14. Then, the module  Password cracking using John The Ripper will be launched to try to crack the password. If enabled, the password hash will also be sent to the Cloudcypher Online password decrypter service (see Using the Core CloudCypher Service) for cracking (Depending on the password length and complexity this may take a long time, so this step is optional and can be launched manually at a later stage, referencing the retrieved ticket (.tgt) file).

Compromising Active Directory Domain Controller

The service user account that we previously cracked through the Kerberoast attack, may be configured with additional privileges required by the associated application. In this reduced example environment, the account is configured with local admin privileges in the Active Directory server host. We can thus try to leverage the cracked user and password to deploy an OS Agent in that host.

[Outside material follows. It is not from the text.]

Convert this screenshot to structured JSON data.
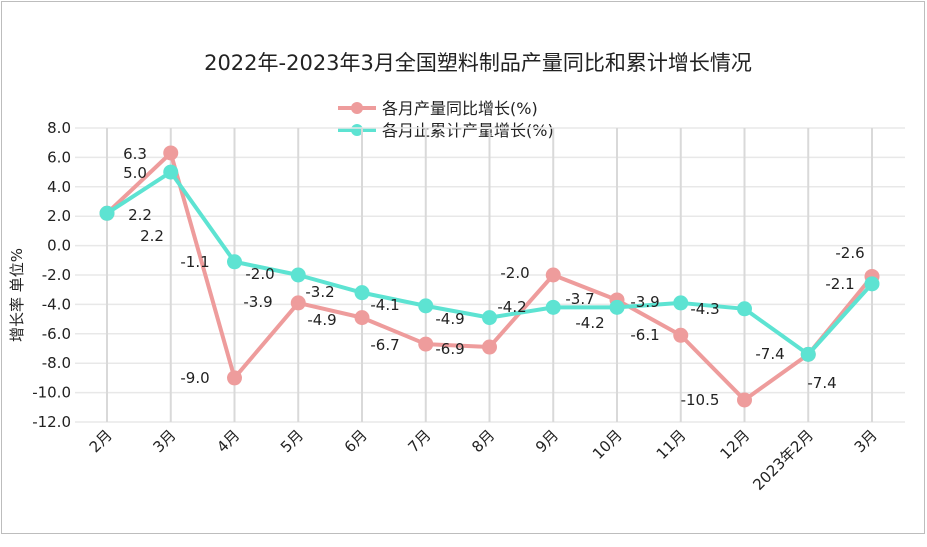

1. In the Network view, open the localhost entity, right-click on localagent and set it as source, for the next steps to be executed from the local machine where Core Impact is running.

2. Execute Network Information Gathering RPT on the AD Domain controller host.

3. In the Modules view, look for the module:  Install Agent using WMI  on the 10-Post Exploitation > Agents folder, and drag & drop it on the discovered AD DC host entity.

4. Select the IDENTITY parameter and then click on the ellipsis button (...) to select the identity of the previously retrieved service account and click OK.

   

5. Click OK to launch the module.

    

   

6. In the Modules view, look for the module Windows Secrets Dump (L) and drag-and drop it on the newly deployed OS Agent on the ADDC host. This module will retrieve and commit identities for all domain users, so make sure to consider whether to use the COMMIT IDENTITIES parameter in a large Active Directory environment.

   

   

Kerberos Golden Tickets

Among the retrieved identities found in the ADDC host, it's krbtgt, which is the Active Directory Key Distribution Service Account, and which can be used to forge valid Kerberos Ticket Granting Tickets (TGTs).

1. In order to create a Kerberos Golden Ticket we need the domain's SID, which is a required parameter for the module. We can obtain value through a PowerShell Shell on the OS Agent on the ADDC host, by executing:

   $domain = Get-ADDomain
   $domain.DomainSID
   Copy

   

2. We can now right-click on the krbtgt identity and use it to create a Kerberos Golden Ticket to impersonate another domain account.

   

3. Complete the following module parameters:

   USERNAME: paul.compton

   DOMAIN: acme.corp

   DOMAIN SID (complete with the value obtained above)

   

4. Click OK.

The module will have created a new golden ticket identity entity for the domain user paul.compton.